Vid2Avatar: 3D Avatar Reconstruction from Videos

In this blog post, we introduce Vid2Avatar, an exciting new method that revolutionizes the creation of lifelike 3D avatars from videos.

Vid2Avatar, accepted at CVPR 2023 and available on GitHub and arXiv, reconstructs detailed and realistic 3D human models from monocular videos with diverse backgrounds and camera motions. Unlike previous methods, Vid2Avatar doesn’t require ground truth supervision or prior knowledge of human shape and pose, making it invaluable for various applications.

3D avatar creation from videos

Separating Human and Background in 3D Space

Innovative Approach: Vid2Avatar’s Key Idea

3D avatar creation from videos

To reconstruct detailed geometry and appearance of implicit neural avatars from monocular videos in the wild, Vid2Avatar tackles the tasks of scene decomposition and surface reconstruction directly in 3D. This sets it apart from prior works that rely on off-the-shelf 2D segmentation tools or manually labeled masks. Vid2Avatar achieves this by modeling both the human and background in the scene implicitly, using two separate neural fields that are learned jointly from images to composite the entire scene. To enhance the delineation of surfaces and alleviate the ambiguity of in-contact body and scene parts, Vid2Avatar introduces novel objectives that leverage the dynamically updated human shape in canonical space to regulate the ray opacity.
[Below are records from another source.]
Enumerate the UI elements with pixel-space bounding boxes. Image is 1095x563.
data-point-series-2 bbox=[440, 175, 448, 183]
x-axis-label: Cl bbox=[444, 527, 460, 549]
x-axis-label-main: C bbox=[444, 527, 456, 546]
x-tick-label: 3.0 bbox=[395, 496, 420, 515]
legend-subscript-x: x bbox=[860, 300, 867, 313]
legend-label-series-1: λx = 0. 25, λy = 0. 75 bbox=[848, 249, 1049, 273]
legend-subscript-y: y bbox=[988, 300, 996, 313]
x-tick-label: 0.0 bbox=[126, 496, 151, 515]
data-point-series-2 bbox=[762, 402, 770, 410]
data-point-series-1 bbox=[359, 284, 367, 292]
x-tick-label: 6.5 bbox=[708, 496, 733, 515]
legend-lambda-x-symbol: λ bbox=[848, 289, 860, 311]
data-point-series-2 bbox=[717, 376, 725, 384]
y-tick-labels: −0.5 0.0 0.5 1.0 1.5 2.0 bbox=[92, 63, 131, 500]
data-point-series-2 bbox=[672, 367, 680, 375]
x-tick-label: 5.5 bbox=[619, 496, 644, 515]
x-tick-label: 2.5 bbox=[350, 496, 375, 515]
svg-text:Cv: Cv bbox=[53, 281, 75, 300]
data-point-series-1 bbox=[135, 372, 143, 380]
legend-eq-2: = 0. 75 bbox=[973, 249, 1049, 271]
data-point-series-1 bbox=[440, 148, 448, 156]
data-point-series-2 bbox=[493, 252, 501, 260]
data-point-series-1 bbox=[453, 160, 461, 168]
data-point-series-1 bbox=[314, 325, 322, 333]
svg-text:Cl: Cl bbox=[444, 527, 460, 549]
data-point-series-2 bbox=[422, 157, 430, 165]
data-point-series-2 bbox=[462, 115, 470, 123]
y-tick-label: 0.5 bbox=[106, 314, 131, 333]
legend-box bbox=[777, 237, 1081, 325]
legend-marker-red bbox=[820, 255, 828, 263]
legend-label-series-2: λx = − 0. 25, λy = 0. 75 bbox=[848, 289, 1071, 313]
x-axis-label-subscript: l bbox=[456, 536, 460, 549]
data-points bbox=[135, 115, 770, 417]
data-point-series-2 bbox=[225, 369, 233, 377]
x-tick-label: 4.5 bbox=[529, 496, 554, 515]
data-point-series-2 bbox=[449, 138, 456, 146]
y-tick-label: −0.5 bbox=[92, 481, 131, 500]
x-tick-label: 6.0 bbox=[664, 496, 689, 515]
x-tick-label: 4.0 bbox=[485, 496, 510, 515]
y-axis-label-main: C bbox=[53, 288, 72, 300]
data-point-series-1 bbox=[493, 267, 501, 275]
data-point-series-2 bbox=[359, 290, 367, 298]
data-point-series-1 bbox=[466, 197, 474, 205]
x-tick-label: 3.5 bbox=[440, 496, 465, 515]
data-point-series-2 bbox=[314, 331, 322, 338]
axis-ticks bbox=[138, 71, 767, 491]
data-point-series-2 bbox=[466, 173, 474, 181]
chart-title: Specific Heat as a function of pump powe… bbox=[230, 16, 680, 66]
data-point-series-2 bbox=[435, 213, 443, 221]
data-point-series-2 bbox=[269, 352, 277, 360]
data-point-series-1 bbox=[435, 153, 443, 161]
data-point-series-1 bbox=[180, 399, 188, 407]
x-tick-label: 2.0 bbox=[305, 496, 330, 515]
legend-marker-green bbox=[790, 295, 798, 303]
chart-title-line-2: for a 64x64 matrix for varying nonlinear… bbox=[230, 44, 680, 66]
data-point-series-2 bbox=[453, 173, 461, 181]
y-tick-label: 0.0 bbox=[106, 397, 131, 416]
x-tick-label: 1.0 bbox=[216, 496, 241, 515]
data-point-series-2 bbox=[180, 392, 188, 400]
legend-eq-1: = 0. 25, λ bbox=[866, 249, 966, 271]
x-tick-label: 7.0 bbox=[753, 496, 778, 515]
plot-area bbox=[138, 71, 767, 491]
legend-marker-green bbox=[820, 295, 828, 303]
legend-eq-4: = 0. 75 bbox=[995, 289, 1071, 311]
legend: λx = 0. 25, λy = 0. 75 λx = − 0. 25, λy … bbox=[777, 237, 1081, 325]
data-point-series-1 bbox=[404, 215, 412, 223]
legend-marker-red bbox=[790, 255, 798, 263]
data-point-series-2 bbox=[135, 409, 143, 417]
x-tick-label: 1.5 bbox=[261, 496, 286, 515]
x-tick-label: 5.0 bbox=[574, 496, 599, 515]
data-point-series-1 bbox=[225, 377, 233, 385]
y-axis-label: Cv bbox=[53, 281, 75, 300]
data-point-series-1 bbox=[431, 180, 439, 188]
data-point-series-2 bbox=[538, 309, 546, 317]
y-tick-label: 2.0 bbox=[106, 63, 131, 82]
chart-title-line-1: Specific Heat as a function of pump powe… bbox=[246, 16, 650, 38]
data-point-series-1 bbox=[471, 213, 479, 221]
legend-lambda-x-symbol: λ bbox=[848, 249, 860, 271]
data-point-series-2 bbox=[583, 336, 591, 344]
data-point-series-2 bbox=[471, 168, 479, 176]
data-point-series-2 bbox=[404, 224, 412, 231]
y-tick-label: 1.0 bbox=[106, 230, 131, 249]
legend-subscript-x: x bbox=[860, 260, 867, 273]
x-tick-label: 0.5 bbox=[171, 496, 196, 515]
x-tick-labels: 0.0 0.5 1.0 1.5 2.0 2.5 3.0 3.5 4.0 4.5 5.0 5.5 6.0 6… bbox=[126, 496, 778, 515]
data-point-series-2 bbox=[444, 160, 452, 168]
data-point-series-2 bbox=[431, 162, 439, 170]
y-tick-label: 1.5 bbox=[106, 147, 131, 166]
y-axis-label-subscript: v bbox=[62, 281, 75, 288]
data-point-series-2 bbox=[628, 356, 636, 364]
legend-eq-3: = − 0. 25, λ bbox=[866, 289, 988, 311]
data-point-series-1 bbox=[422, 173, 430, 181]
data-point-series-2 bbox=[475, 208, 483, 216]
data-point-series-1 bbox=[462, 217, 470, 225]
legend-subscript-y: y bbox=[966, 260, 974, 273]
Impressive Results and Comparisons

Evaluation and Outperforming Existing Methods

To validate the effectiveness of Vid2Avatar, the authors conducted extensive evaluations using prominent datasets such as Human3.6M, SURREAL, and YouTube videos. Comparing Vid2Avatar with existing methods such as Neural Body, Neural Volumes, and ROMP, the results were astounding. Vid2Avatar outperformed its counterparts by generating more accurate and realistic 3D human models, exhibiting fewer artifacts and occlusions. Furthermore, the authors presented qualitative results from custom videos, emphasizing the diversity and robustness of Vid2Avatar’s capabilities.


3D avatar creation from videos

Accessible Implementation and Application

Making Vid2Avatar Accessible to All

What sets Vid2Avatar apart is its accessibility. The code, installation instructions, and execution guidelines are readily available on GitHub. This user-friendly approach empowers anyone interested in 3D avatar reconstruction to easily experiment with Vid2Avatar and witness its remarkable outputs firsthand.


Vid2Avatar represents a significant leap forward in the field of 3D human reconstruction from videos. Its self-supervised scene decomposition approach, combined with the coarse-to-fine optimization technique, sets it apart from existing methods. If you’re intrigued by Vid2Avatar, we highly encourage you to explore their paper, video, and project page. Prepare to embark on an exciting journey of 3D avatar reconstruction from videos with Vid2Avatar, and unlock its vast potential for animation, gaming, virtual reality, and beyond.